En el siglo pasado, como no existían los teléfonos móviles, teníamos que tener puntos de referencia para encontrarnos en el tumulto de la feria. Quedábamos con los amigos, con la novia y con los padres para que vinieran a recogernos en sitios que no ofrecían dudas.
Durante años, la caseta del vino dulce de los maños fue ese punto de referencia que solíamos escoger con frecuencia los almerienses para encontrarnos. Recuerdo que a comienzos de los años setenta los magnates del vino de la feria se colocaban enfrente del Gran Hotel Almería, un lugar estratégico, ya que estaba en el corazón del recinto ferial, a mitad camino entre el Paseo, que era donde empezaba el espectáculo, y el puerto, hasta donde llegaba la tramoya.
Vino dulce había en todos los bares, en cualquier calle, en cualquier barrio, pero por un motivo exclusivamente de contexto, ninguno nos gustaba tanto como aquel Cariñena que queríamos imaginar que salía de los pies de los dos maños de cartón piedra que pisaban la uva en el decorado de la caseta.
Los niños de entonces teníamos vocación por el vino dulce porque formaba parte de nuestra hoja de ruta diaria. Casi todos teníamos en nuestra casa un mueble bar donde se guardaban las botellas de licores de una Navidad a otra y casi todos aprendimos a conquistarlo a escondidas para darle un trago intenso al vino prohibido. “Queremos quina, Santa Catalina”, cantábamos con los ojillos entornados, recordando el anuncio de la tele.
Sí, forzábamos el mueble bar y nos empinábamos aquel vinillo empalagoso que de vez en cuando nos daban nuestras madres mezclado con una yema de huevo para que nos despertara el apetito. El vino dulce nos resultaba tan familiar que los niños éramos clientes asiduos de la caseta de los maños. Íbamos en familia como si fuéramos a una ceremonia, y en cierto modo aquella costumbre de pasar tarde o temprano por los maños en una noche de feria fue para todos nosotros una ceremonia profana que había que cumplir con rigurosidad como cumplíamos entonces con el ritual de la misa de los domingos.
Aquel vaso de Cariñena con su barquillo de canela reglamentario nos hacía sentir que estábamos de verdad en la feria, y si en vez de un vino eran dos, la feria nos llevaba en volandas y nos sentíamos los niños más afortunados de la tierra, a la espera de que se produjera el milagro definitivo y nos tocara un balón de reglamento o una muñeca llorona en la tómbola.
La caseta de los maños fue un punto de encuentro como también lo era la Caseta Popular.
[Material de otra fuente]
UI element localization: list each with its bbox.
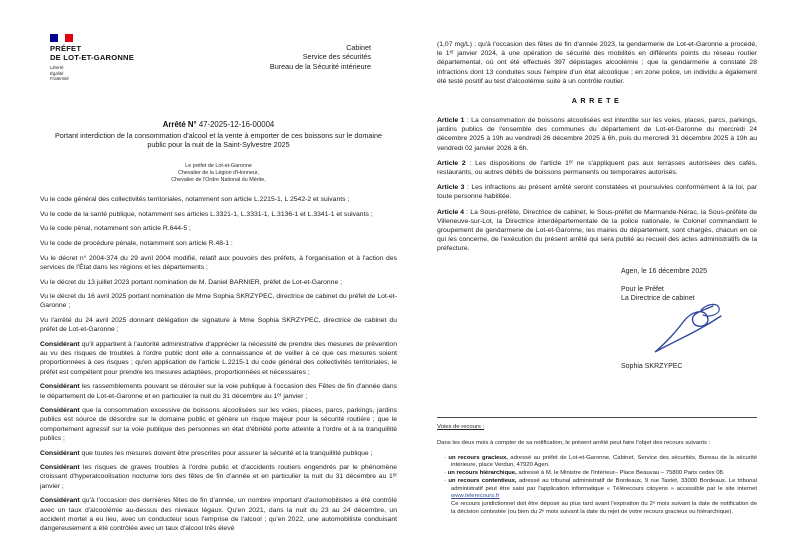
- recours-title: Voies de recours :: [437, 424, 485, 431]
- bullet-marker: ·: [444, 477, 449, 484]
- recital-paragraph: Vu le code pénal, notamment son article R.644-5 ;: [40, 225, 191, 233]
- motto-line: Fraternité: [50, 76, 69, 81]
- recital-paragraph: Vu l'arrêté du 24 avril 2025 donnant délégation de signature à Mme Sophia SKRZYPEC, directrice de cabinet du préfet de Lot-et-Garonne ;: [40, 317, 397, 334]
- recital-paragraph: Considérant les risques de graves troubles à l'ordre public et d'accidents routiers engendrés par le phénomène croissant d'hyperalcoolisation nocturne lors des fêtes de fin d'année et en particulier la nuit du 31 décembre au 1ᵉʳ janvier ;: [40, 464, 397, 490]
- recitals: [40, 195, 397, 533]
- motto-line: Liberté: [50, 65, 64, 71]
- place-date: Agen, le 16 décembre 2025: [621, 267, 708, 275]
- motto-line: Égalité: [50, 70, 64, 76]
- letterhead: [40, 34, 397, 112]
- handwritten-signature: [649, 302, 741, 358]
- authority-line: Chevalier de la Légion d'Honneur,: [177, 170, 260, 177]
- recital-continuation: (1,07 mg/L) ; qu'à l'occasion des fêtes de fin d'année 2023, la gendarmerie de Lot-et-Garonne a procédé, le 1ᵉʳ janvier 2024, à une opération de sécurité des mobilités en différents points du réseau routier départemental, où ont été effectués 397 dépistages alcoolémie ; que la gendarmerie a constaté 28 infractions dont 13 conduites sous l'empire d'un état alcoolique ; en zone police, un individu a également été testé positif au test d'alcoolémie suite à un contrôle routier.: [437, 41, 757, 85]
- recital-paragraph: Vu le code de procédure pénale, notamment son article R.48-1 :: [40, 239, 233, 247]
- recours-bullets: [437, 455, 757, 501]
- signature-block: [621, 267, 757, 372]
- signer-name: Sophia SKRZYPEC: [621, 362, 683, 370]
- bullet-marker: ·: [444, 454, 449, 461]
- authority-block: [40, 163, 397, 183]
- recours-footnote: Ce recours juridictionnel doit être déposé au plus tard avant l'expiration du 2ᵉ mois suivant la date de notification de la décision contestée (ou bien du 2ᵉ mois suivant la date du rejet de votre recours gracieux ou hiérarchique).: [451, 500, 757, 515]
- title-block: [40, 120, 397, 149]
- recital-paragraph: Vu le décret du 16 avril 2025 portant nomination de Mme Sophia SKRZYPEC, directrice de cabinet du préfet de Lot-et-Garonne ;: [40, 293, 397, 310]
- recital-paragraph: Considérant qu'il appartient à l'autorité administrative d'apprécier la nécessité de prendre des mesures de prévention au vu des risques de troubles à l'ordre public dont elle a connaissance et de veiller à ce que ces mesures soient proportionnées à ces risques ; qu'en application de l'article L.2215-1 du code général des collectivités territoriales, le préfet est compétent pour prendre les mesures adaptées, proportionnées et nécessaires ;: [40, 341, 397, 376]
- office-line: Service des sécurités: [302, 52, 371, 62]
- french-flag-icon: [50, 34, 73, 42]
- recital-paragraph: Considérant les rassemblements pouvant se dérouler sur la voie publique à l'occasion des Fêtes de fin d'année dans le département de Lot-et-Garonne et en particulier la nuit du 31 décembre au 1ᵉʳ janvier ;: [40, 383, 397, 400]
- flag-red-stripe: [65, 34, 73, 42]
- article-paragraph: Article 1 : La consommation de boissons alcoolisées est interdite sur les voies, places, parcs, parkings, jardins publics de l'ensemble des communes du département de Lot-et-Garonne du mercredi 24 décembre 2025 à 19h au vendredi 26 décembre 2025 à 6h, puis du mercredi 31 décembre 2025 à 19h au vendredi 02 janvier 2026 à 6h.: [437, 117, 758, 152]
- prefecture-name-line1: PRÉFET: [50, 44, 82, 53]
- right-column: [437, 40, 757, 516]
- flag-white-stripe: [58, 34, 65, 42]
- decree-subtitle: Portant interdiction de la consommation d'alcool et la vente à emporter de ces boissons sur le domaine public pour la nuit de la Saint-Sylvestre 2025: [55, 131, 382, 150]
- prefecture-name: [50, 45, 134, 62]
- recours-bullet: · un recours gracieux, adressé au préfet de Lot-et-Garonne, Cabinet, Service des sécurités, Bureau de la sécurité intérieure, place Verdun, 47920 Agen.: [444, 454, 757, 469]
- recital-paragraph: Considérant que la consommation excessive de boissons alcoolisées sur les voies, places, parcs, parkings, jardins publics est source de désordre sur le domaine public et génère un risque majeur pour la sécurité routière ; que le comportement agressif sur la voie publique des personnes en état d'ébriété porte atteinte à l'ordre et à la tranquillité publics ;: [40, 407, 397, 442]
- left-column: [40, 34, 397, 539]
- article-paragraph: Article 2 : Les dispositions de l'article 1ᵉʳ ne s'appliquent pas aux terrasses autorisées des cafés, restaurants, ou autres débits de boissons permanents ou temporaires autorisés.: [437, 159, 758, 177]
- recital-paragraph: Considérant qu'à l'occasion des dernières fêtes de fin d'année, un nombre important d'automobilistes a été contrôlé avec un taux d'alcoolémie au-dessus des niveaux légaux. Qu'en 2021, dans la nuit du 23 au 24 décembre, un accident mortel a eu lieu, avec un conducteur sous l'emprise de l'alcool ; qu'en 2022, une automobiliste conduisant dangereusement a été contrôlée avec un taux d'alcool très élevé: [40, 497, 397, 532]
- decree-number: 47-2025-12-16-00004: [198, 120, 275, 129]
- office-line: Bureau de la Sécurité intérieure: [269, 61, 371, 71]
- decree-title: [40, 120, 397, 129]
- article-paragraph: Article 4 : La Sous-préfète, Directrice de cabinet, le Sous-préfet de Marmande-Nérac, la Sous-préfète de Villeneuve-sur-Lot, la Directrice interdépartementale de la police nationale, le Colonel commandant le groupement de gendarmerie de Lot-et-Garonne, les maires du département, sont chargés, chacun en ce qui les concerne, de l'exécution du présent arrêté qui sera publié au recueil des actes administratifs de la préfecture.: [437, 208, 757, 253]
- authority-line: Le préfet de Lot-et-Garonne: [185, 163, 252, 170]
- decree-title-label: Arrêté N°: [162, 120, 197, 129]
- article-paragraph: Article 3 : Les infractions au présent arrêté seront constatées et poursuivies conformément à la loi, par toute personne habilitée.: [437, 184, 757, 201]
- recital-paragraph: Vu le code de la santé publique, notamment ses articles L.3321-1, L.3331-1, L.3136-1 et L.3341-1 et suivants ;: [40, 210, 373, 218]
- recours-section: [437, 424, 757, 516]
- separator-line: [437, 417, 757, 418]
- recital-paragraph: Vu le code général des collectivités territoriales, notamment son article L.2215-1, L 2542-2 et suivants ;: [40, 195, 350, 203]
- prefecture-logo: [50, 34, 134, 81]
- bullet-marker: ·: [444, 470, 448, 477]
- office-line: Cabinet: [346, 43, 371, 52]
- authority-line: Chevalier de l'Ordre National du Mérite,: [171, 177, 266, 183]
- flag-blue-stripe: [50, 34, 58, 42]
- recital-paragraph: Vu le décret du 13 juillet 2023 portant nomination de M. Daniel BARNIER, préfet de Lot-et-Garonne ;: [40, 278, 343, 286]
- signature-area: [621, 304, 757, 362]
- motto: [50, 65, 134, 81]
- recital-paragraph: Vu le décret n° 2004-374 du 29 avril 2004 modifié, relatif aux pouvoirs des préfets, à l'organisation et à l'action des services de l'État dans les régions et les départements ;: [40, 254, 397, 271]
- sign-line: Pour le Préfet: [621, 286, 664, 294]
- articles: [437, 116, 757, 254]
- arrete-heading: ARRETE: [571, 96, 623, 106]
- prefecture-name-line2: DE LOT-ET-GARONNE: [50, 52, 134, 62]
- issuing-office: [270, 43, 371, 71]
- recital-paragraph: Considérant que toutes les mesures doivent être prescrites pour assurer la sécurité et la tranquillité publique ;: [40, 449, 373, 457]
- recours-intro: Dans les deux mois à compter de sa notification, le présent arrêté peut faire l'objet des recours suivants :: [437, 439, 711, 446]
- recours-bullet: · un recours hiérarchique, adressé à M. le Ministre de l'Intérieur– Place Beauvau – 75800 Paris cedex 08.: [444, 470, 725, 477]
- telerecours-link[interactable]: www.telerecours.fr: [451, 493, 500, 500]
- sign-line: La Directrice de cabinet: [621, 295, 695, 303]
- recours-bullet: · un recours contentieux, adressé au tribunal administratif de Bordeaux, 9 rue Tastet, 33000 Bordeaux. Le tribunal administratif peut être saisi par l'application informatique « Télérecours citoyens » accessible par le site internet www.telerecours.fr: [444, 477, 758, 500]
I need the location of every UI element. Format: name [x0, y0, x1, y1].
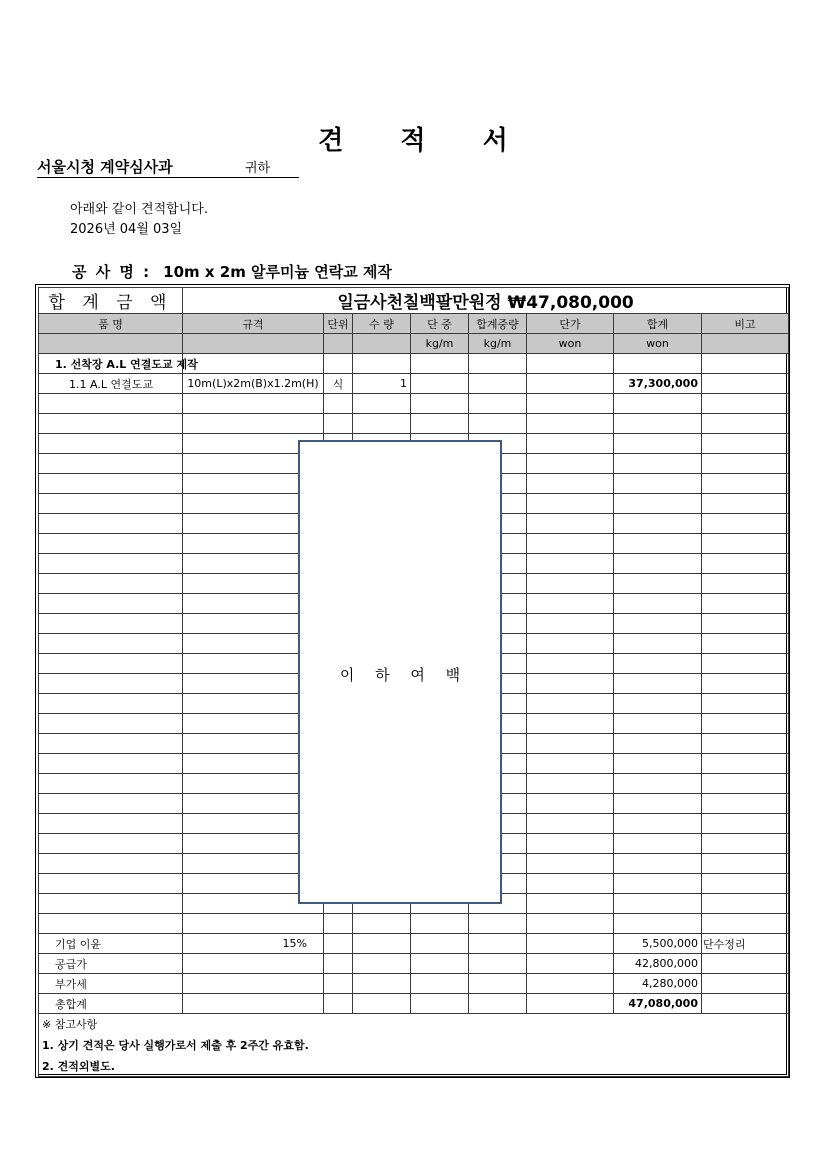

Quedar en la puerta de la caseta era una costumbre en aquellos años. Había quien se citaba delante de la estatua de la Caridad, que en aquel tiempo se quedaba integrada en el escenario de la feria o quien prefería un sitio clásico como la Puerta de Purchena, donde todos hemos quedado con alguien alguna vez en una noche de feria.
Mucho más complicado y menos recomendable era citarse en la caseta de los Díaz, sobre todo si la cita era entre las diez y las doce de la noche, cuando había que hacer cola para comprarse un bocadillo.
La feria de aquel tiempo nos parecía inmensa porque llegaba desde la Puerta de Purchena hasta el muelle y el Parque, pero en realidad era una feria tan pequeña y acogedora que más tarde que temprano nos cruzábamos con la persona que íbamos buscando o con la que no queríamos ver ni en pintura.
Los niños, camino ya de la adolescencia, salíamos desbocados por la feria, rezando para que el destino nos pusiera delante la niña que tanto nos gustaba. En un día cualquiera jamás nos hubiéramos atrevido a confesarle nuestro amor, pero en una noche de feria, bajo los efectos del vino de los maños, nos sentíamos dispuestos a todo.
En la feria te encontrabas con el amigo que le habías perdido la pista desde que saliste del colegio y en la feria te cruzabas con algún profesor del instituto que te golpeaba con aquella pregunta fatídica de si estabas estudiando mucho para septiembre y te amargaba la noche.